Our normal working lives and routines have been completely disrupted, and trends that were being seen in the workplace pre-pandemic have been accelerated. Changes such as the increased shift to digital could result in 25% of workers globally (or 1 in 16) needing to switch occupations than before the pandemic.
However, following a recession or period of uncertainty, there often comes a time of innovation and change. The need to spark new ideas, collaborate and reassess, surfaces potential and encourages entrepreneurship. The alternative finance sector was born in the years following the 2008 recession, with crowdfunding and P2P lenders revolutionising the industry, extending finance to individuals and SMEs the banks refused to fund, keeping many businesses afloat.
Whilst undoubtedly a challenging time for many, despite the widespread uncertainty a sense of resilience has emerged, where those that have been able to embrace the dynamic nature of the situation, rather than trying to stop an inevitable tide of change, have found opportunity.
Now is the time for change
When furlough ends, some workers will be facing redundancy and looking to refocus their careers and learn new skills – launching new service offerings, building new platforms and generating opportunity.
This surge of productivity and innovation needs to be harnessed, and with small businesses accounting for 99% of all British business, their success is vital for the economy.
Setting up a new business is daunting, hard work, and the statistics around the failure of start-ups make for glum reading. The number of new businesses continues to grow steadily year on year, but around 20% of those will unfortunately fail within their first year.
Lack of funds, the wrong market, poor research and bad marketing are some of the most common contributing factors to a new business failing,but with the right attitude, advice and support it is possible to side step the initial 12-18 months it takes for a new business to get going.
Kickstarting new opportunity
The contribution of franchising to the UK economy is growing, and now worth over £17bn, or 1% of UK GDP. The number of franchised units in the UK has grown to 48,600, the highest number ever, providing employment to an incredible 710,000 people.
The concept of franchising has more than doubled in the last twenty five years, and it’s easy to see why. Following the last recession and ensuing economic instability, many wanted to take control of their own destiny, and it is likely to be a trend that continues into the post pandemic world.
Although there are risks involved with starting any business, there are distinct advantages to a franchise over a traditional start-up model.
While an estimated half of all new businesses fail within 5 years, only 0.9% of franchised start-ups end in commercial failure – buying into a tried and tested business model removes many of the initial hurdles startups face, and ensures the business immediately sets out on the right foot.
Having access to the established support network or community surrounding a franchise provides peace of mind and a way to learn new skills in areas that interest the individual.

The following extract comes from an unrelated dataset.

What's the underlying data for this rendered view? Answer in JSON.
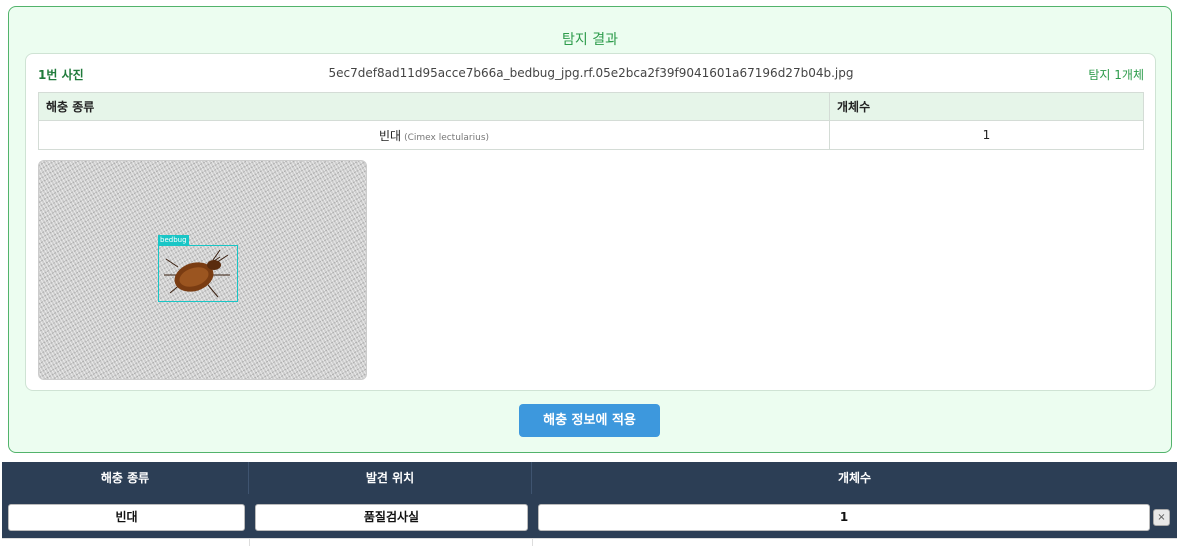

The idea of launching a business, “for yourself, not by yourself” is hugely appealing in the current climate, as we look for new possibilities and potential, but also a degree of certainty.
During the pandemic, working practices have changed, and for some it has identified the need for an improved work-life balance when ‘normality’ resumes. Many franchising systems can be operated from home, offering the freedom for a more balanced way of living – spending more time with family, whilst also running a successful business.
Franchise ownership should be an attractive option for many, offering a way to explore new business opportunities with a support network, and the ability to scale at a pace that suits the individual.
Perhaps this is the time to redefine how we want to work – can we be leaner, agile, more dynamic? By looking forward rather than back, we can use this time as an opportunity to explore new possibilities and turn aspiration into reality.